Every minute the DevOps team spends looking for an issue (performance, bug, security problem etc.) it’s time that the customers are being affected by it, so in the last years the requirements to be front-runner have changed. To react in hours or even minutes from an unexpected and unwanted event happening is not acceptable. You can no longer be only reactive, you need to be proactive in preventing issues. Real-time messages will alert to activities or key metrics, that indicate abnormal system behavior patterns, and allow you to predict and take action before a problem could happen.

Lets contrast the Splunk approach with the “more modern” examples hitting the market.

The modern log analysis platform like Logentries, a cloud based log management and real-time analytics service, is doing that by creating a future picture of what performance will look like based on historical activity. If the performance or characteristics do not meet this model, admin are alerted immediately.

Through it’s visualization platform, Logentries, it’s aggregating data in real time, and asynchronously pushing information when needed, rather than based on a time-based regular snapshot. In this data are included, not only events that should happen, but also missing events (using the Inactivity Alerting feature): credit cards that are not being processed or if website traffic halts unexpectedly. All that without spending a fortune or hiring an army of experts.

Providing a simple, intuitive and flexible search, Logentries fetches events using keywords, regular expressions and field patterns. Logs are supplemented with real-time information coming from the infrastructure: CPU, memory, and disk I/O information. Using Logentries in combination with HipChat, PagerDuty and Campfire, it provides actionable insights in every phase of operations, from development to deployment, to ongoing management and support.

The modern log system is designed for Devops methodology, where collaboration is paramount:

the team Annotation feature, allows placing annotation with comments, advice, solution and relevant system context, that can be seen, by other Devops Engineers, when similar problems are identified later
the Shareable dashboards centralizes monitoring by publishing log and time-stamped data and trends across the DevOps team and the entire organization
the Notifications module sends warnings to people, groups or the entire team, using custom tagging and real-time alerting, to avoid issues caused by app crashes, memory shortages, request timeouts etc. before they become fatal.

By adding logs from firewalls, routers, vulnerability scanners, Intrusion Detection Systems/Intrusion Prevention Systems (IDS/IPS), modern log analysis monitors, explores, and diagnoses system security events in real-time and track malicious attempts against the network.

These services can be connected to any platform using an API. They also already have a wide variety of integrations into popular cloud providers (such as AWS) and has agents and hooks for OS platforms.

Logging can be improved even more, going beyond making sense of an overwhelming volume of data and providing real time information.

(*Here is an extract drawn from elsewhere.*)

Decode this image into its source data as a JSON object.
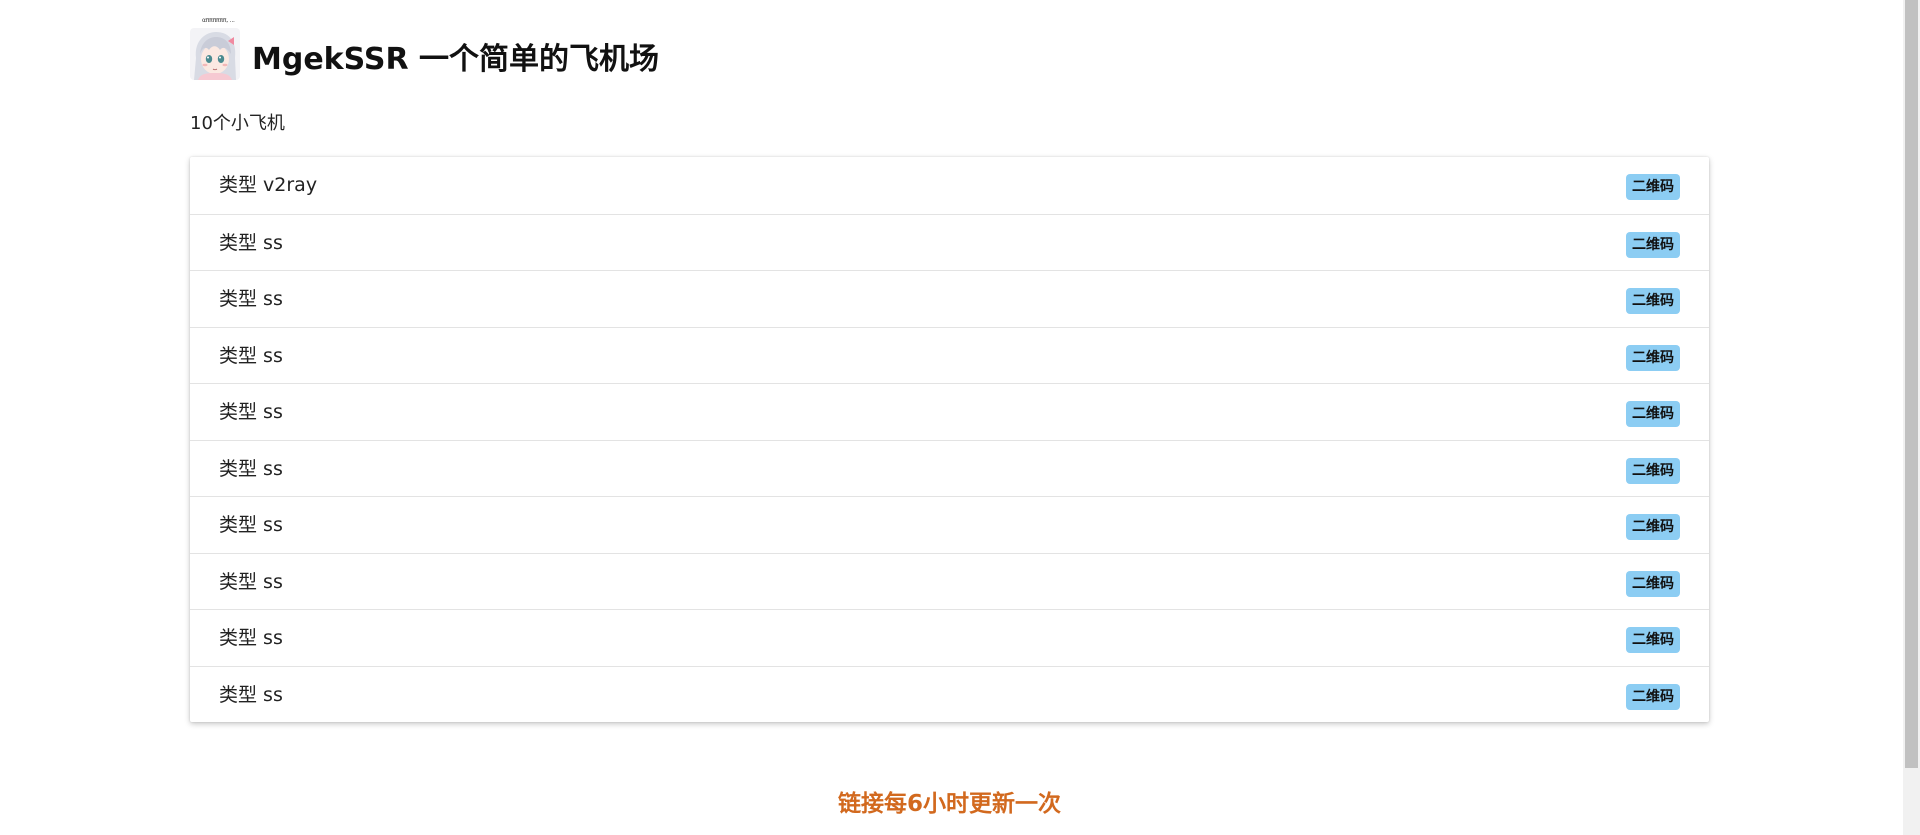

New and interesting features appear all the time, let’s take an example of one of them that caught my eye while researching for this article: passing complete information directly from the production machines logs to the development tools. Because in a production environment the verbosity of logs is often limited by performance constraints, a private company called Takipi, came with the idea to get from a log file error directly into a recorded debugging session, and as a result seeing source code and variable values at the moment of error.

With the Internet of Things slowly emerging and creating limitless possibilities of connecting to everything, the volume of data that need to be logged and analyzed will just continue to expand into Brontobytes and Geopbyte, requiring new technologies difficult to predict. Which means the effort of getting value from these logs is critical. Thus the approach of hoard all logs, and learn complex query languages cannot work.

Ten or twenty years from now we will look back and smile thinking of the “legacy” logging software, of the first decade of the century, when the biggest data centre (the Utah Data Centre), was only capable of storing 12 Exabyte of data.